On Monday, Joe Romm of Climate Progress publicly attacked us for publishing an op-ed in the San Francisco Chronicle -- called "Will America lose the clean energy race?" (a longer version was posted here at Huffington Post.). In that piece, we urged Congress to fully fund President Obama's energy education initiative and scale up direct pubic investments in low-carbon energy to accelerate our transition to a clean energy economy.
Romm asserted that our op-ed "attacks" President Obama and Democratic leaders, when in fact it calls on Congress to support Obama's RE-ENERGYSE energy education program and urges greater public investment in clean energy to compete with Asian challengers. Yet Romm never mentioned the central focus of the
op-ed -- RE-ENERGYSE and our efforts to rally support behind it, including a recent sign-on letter with over 100 organizations -- and instead criticized us for what he called "willfully misleading nonsense" about Asian countries' planned investments in clean energy.
Romm proceeded to make several factually incorrect statements about Asia's plans for clean energy investment that contradict research in publicly accessible reports and analyses, including those by the Center for American Progress (CAP), which employs Romm. The Breakthrough Institute wrote a comprehensive fact check here to correct Romm's numerous misstatements and clarify the details of public investment plans in China, South Korea and Japan.
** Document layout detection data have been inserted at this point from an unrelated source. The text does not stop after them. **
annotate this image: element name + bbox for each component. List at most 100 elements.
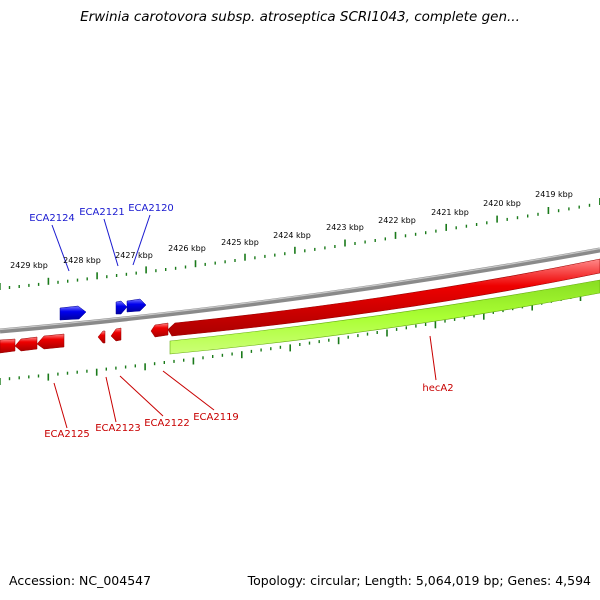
genome-backbone <box>0 247 600 334</box>
ruler-minor-tick <box>473 314 475 318</box>
ruler-minor-tick <box>224 260 226 264</box>
ruler-minor-tick <box>568 207 570 211</box>
ruler-minor-tick <box>8 286 11 289</box>
gene-ECA2121-arrow <box>115 300 128 315</box>
ruler-minor-tick <box>318 340 320 344</box>
ruler-major-tick <box>394 231 397 239</box>
reverse-gene-arrows <box>0 322 169 354</box>
ruler-minor-tick <box>357 334 359 338</box>
ruler-major-tick <box>144 363 146 371</box>
ruler-major-tick <box>96 272 98 280</box>
gene-ECA2125-arrow <box>36 333 65 350</box>
ruler-minor-tick <box>334 245 336 248</box>
gene-label-ECA2124: ECA2124 <box>29 213 75 224</box>
kbp-label: 2420 kbp <box>483 199 521 208</box>
leader-ECA2119 <box>162 370 215 411</box>
ruler-minor-tick <box>444 319 446 323</box>
gene-leader-lines <box>51 214 437 429</box>
ruler-minor-tick <box>376 331 378 334</box>
ruler-minor-tick <box>284 252 286 256</box>
genome-backbone-highlight <box>0 247 600 331</box>
ruler-minor-tick <box>324 246 326 250</box>
ruler-major-tick <box>194 260 197 268</box>
gene-ECA2119-arrow <box>150 322 169 338</box>
ruler-minor-tick <box>57 372 59 376</box>
ruler-minor-tick <box>395 327 398 331</box>
ruler-minor-tick <box>264 254 266 258</box>
gene-ECA2127-arrow <box>0 338 16 354</box>
leader-ECA2121 <box>103 218 119 267</box>
gene-ECA2120-arrow <box>126 298 147 313</box>
outer-kbp-ruler <box>0 198 600 290</box>
ruler-major-tick <box>337 337 340 345</box>
ruler-minor-tick <box>106 275 108 279</box>
ruler-major-tick <box>145 266 147 274</box>
ruler-minor-tick <box>67 279 69 283</box>
kbp-label: 2419 kbp <box>535 190 573 199</box>
ruler-minor-tick <box>435 229 437 233</box>
ruler-major-tick <box>47 373 50 381</box>
ruler-minor-tick <box>18 376 20 380</box>
ruler-minor-tick <box>354 242 356 245</box>
ruler-minor-tick <box>314 247 316 251</box>
ruler-major-tick <box>289 344 291 352</box>
kbp-label: 2425 kbp <box>221 238 259 247</box>
ruler-major-tick <box>192 357 195 365</box>
leader-ECA2125 <box>53 382 68 429</box>
ruler-major-tick <box>241 351 243 359</box>
ruler-major-tick <box>294 246 296 254</box>
kbp-label: 2427 kbp <box>115 251 153 260</box>
ruler-minor-tick <box>384 237 386 241</box>
ruler-minor-tick <box>578 205 580 209</box>
gene-label-ECA2123: ECA2123 <box>95 423 141 434</box>
ruler-minor-tick <box>221 353 224 357</box>
ruler-minor-tick <box>125 272 128 276</box>
ruler-minor-tick <box>165 268 167 271</box>
ruler-minor-tick <box>37 374 40 378</box>
ruler-minor-tick <box>250 349 253 353</box>
ruler-minor-tick <box>465 224 468 228</box>
ruler-minor-tick <box>299 343 301 346</box>
ruler-minor-tick <box>234 259 236 262</box>
ruler-minor-tick <box>135 271 137 275</box>
ruler-minor-tick <box>492 310 494 314</box>
ruler-minor-tick <box>304 249 306 253</box>
ruler-minor-tick <box>8 377 11 381</box>
ruler-minor-tick <box>134 364 136 368</box>
ruler-minor-tick <box>115 274 118 277</box>
ruler-minor-tick <box>516 216 519 220</box>
ruler-minor-tick <box>163 361 165 364</box>
ruler-minor-tick <box>455 226 457 230</box>
gene-label-ECA2122: ECA2122 <box>144 418 190 429</box>
ruler-minor-tick <box>57 280 59 284</box>
page-title: Erwinia carotovora subsp. atroseptica SC… <box>80 9 520 25</box>
ruler-major-tick <box>0 283 1 290</box>
ruler-minor-tick <box>453 317 456 321</box>
ruler-minor-tick <box>424 323 427 326</box>
ruler-major-tick <box>386 329 388 337</box>
ruler-minor-tick <box>527 214 529 218</box>
kbp-label: 2421 kbp <box>431 208 469 217</box>
ruler-major-tick <box>47 277 50 285</box>
ruler-major-tick <box>483 312 485 320</box>
ruler-minor-tick <box>115 366 117 370</box>
kbp-label: 2428 kbp <box>63 256 101 265</box>
ruler-minor-tick <box>366 332 369 336</box>
ruler-minor-tick <box>212 355 214 358</box>
ruler-minor-tick <box>86 369 88 373</box>
gene-ECA2122-arrow <box>110 327 122 342</box>
forward-gene-arrows <box>59 298 147 321</box>
ruler-minor-tick <box>557 209 560 213</box>
gene-hecA2-feature-band <box>169 279 600 355</box>
ruler-minor-tick <box>76 278 79 282</box>
ruler-minor-tick <box>204 262 206 266</box>
ruler-minor-tick <box>404 234 407 238</box>
ruler-major-tick <box>244 253 246 261</box>
ruler-major-tick <box>579 294 582 301</box>
ruler-minor-tick <box>270 347 272 351</box>
ruler-minor-tick <box>173 359 175 363</box>
ruler-major-tick <box>95 368 98 376</box>
gene-label-ECA2119: ECA2119 <box>193 412 239 423</box>
gene-label-ECA2120: ECA2120 <box>128 203 174 214</box>
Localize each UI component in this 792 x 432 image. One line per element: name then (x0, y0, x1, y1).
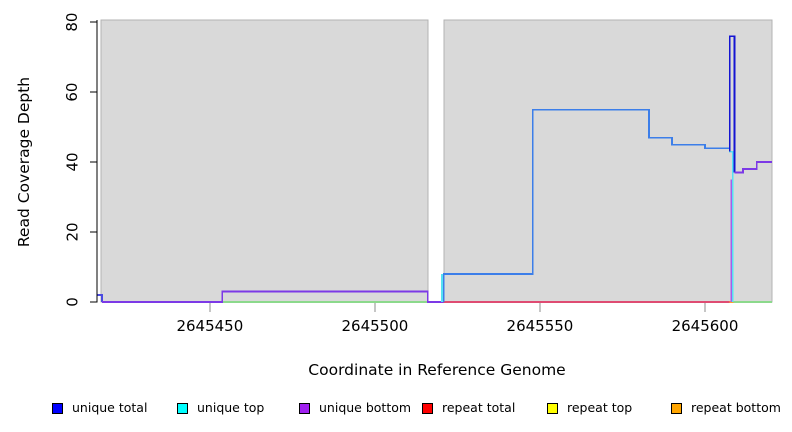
legend-item-unique-bottom: unique bottom (299, 399, 411, 417)
legend-swatch-unique-bottom (299, 402, 310, 414)
legend-label-unique-total: unique total (72, 400, 148, 415)
series-unique-left-edge-step (97, 294, 103, 302)
legend-label-repeat-top: repeat top (567, 400, 633, 415)
y-tick-label: 0 (63, 297, 81, 307)
shaded-region-left (100, 19, 429, 303)
axes-layer: 0 20 40 60 80 2645450 2645500 2645550 2645600 (63, 13, 738, 335)
y-axis-title: Read Coverage Depth (15, 77, 33, 247)
y-tick-label: 20 (63, 222, 81, 241)
x-tick-label: 2645600 (672, 317, 739, 335)
y-tick-label: 60 (63, 83, 81, 102)
shaded-region-right (443, 19, 773, 303)
legend-item-repeat-top: repeat top (547, 399, 632, 417)
y-tick-label: 40 (63, 152, 81, 171)
series-unique-bottom-left (102, 290, 444, 303)
legend-label-repeat-bottom: repeat bottom (691, 400, 781, 415)
x-axis-title: Coordinate in Reference Genome (308, 361, 565, 379)
legend-item-unique-top: unique top (177, 399, 264, 417)
y-tick-label: 80 (63, 13, 81, 32)
coverage-chart: 0 20 40 60 80 2645450 2645500 2645550 2645600 Co… (15, 13, 773, 379)
legend-swatch-repeat-bottom (671, 402, 682, 414)
x-tick-label: 2645500 (342, 317, 409, 335)
legend-swatch-repeat-top (547, 402, 558, 414)
legend-swatch-repeat-total (422, 402, 433, 414)
x-tick-label: 2645450 (176, 317, 243, 335)
legend-item-repeat-total: repeat total (422, 399, 515, 417)
x-tick-label: 2645550 (507, 317, 574, 335)
legend-label-unique-bottom: unique bottom (319, 400, 412, 415)
chart-legend: unique total unique top unique bottom repea… (0, 399, 792, 421)
legend-label-unique-top: unique top (197, 400, 265, 415)
legend-label-repeat-total: repeat total (442, 400, 516, 415)
series-layer (97, 35, 772, 303)
legend-swatch-unique-total (52, 402, 63, 414)
series-unique-total-spike (728, 35, 736, 173)
series-unique-bottom-right (734, 161, 772, 174)
series-unique-total-main (442, 108, 730, 302)
shaded-regions-layer (100, 19, 773, 303)
legend-item-unique-total: unique total (52, 399, 147, 417)
legend-swatch-unique-top (177, 402, 188, 414)
legend-item-repeat-bottom: repeat bottom (671, 399, 781, 417)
Romm also criticized us for asserting that Congress must strengthen the Waxman-Markey bill with greater investments in clean energy to compete with Asian challengers and accelerate our transition to a clean energy economy. Why? Because Romm apparently believes the Waxman-Markey proposal -- which would invest only $10 billion per year in clean energy and energy efficiency, less than 0.1% of U.S GDP -- is sufficient to win the clean energy race. It is not.
"Waxman-Markey would complete America's transition to a clean energy economy, which started with the stimulus bill," reads the title of a prominently featured post on Romm's website, a claim he has repeated multiple times. "Waxman-Markey would generate more clean energy action than any piece of legislation passed by any country in the history of the world!" exclaimed Romm in another recent post as part of his consistent and ongoing cheer-leading for the legislation.
Romm supports his assertion by arguing that Waxman-Markey would invest $14 billion per year in clean energy. This figure is in fact faulty. Romm relies on a House Energy and Commerce Committee summary of Waxman-Markey (rather than his own independent analysis), which relied in turn on an EPA analysis in April of the early draft version of the bill. However, according to the EPA's more recent analysis of the actual bill, Waxman-Markey would invest only $8 to $10 billion per year between 2015-2020, as we explain in detail here and as we stated in our op-ed.
But regardless of whether the number is $10 or $14 billion annually, this pales in comparison to China's planned investment of $44 to $66 billion per year and is clearly insufficient to "complete America's transition to a clean energy economy." A group of 34 Nobel Laureates recently submitted a letter to President Obama urging $15 billion per year in Waxman-Markey for R&D alone, and the Brookings Institution calls for $20-30 billion per year in R&D. The Breakthrough Institute strongly advocates a minimum investment of $30 to $50 billion per year in low-carbon energy research, development, demonstration and deployment, of which $15 billion should be for clean energy R&D, as recommended by President Obama and the nation's top scientists.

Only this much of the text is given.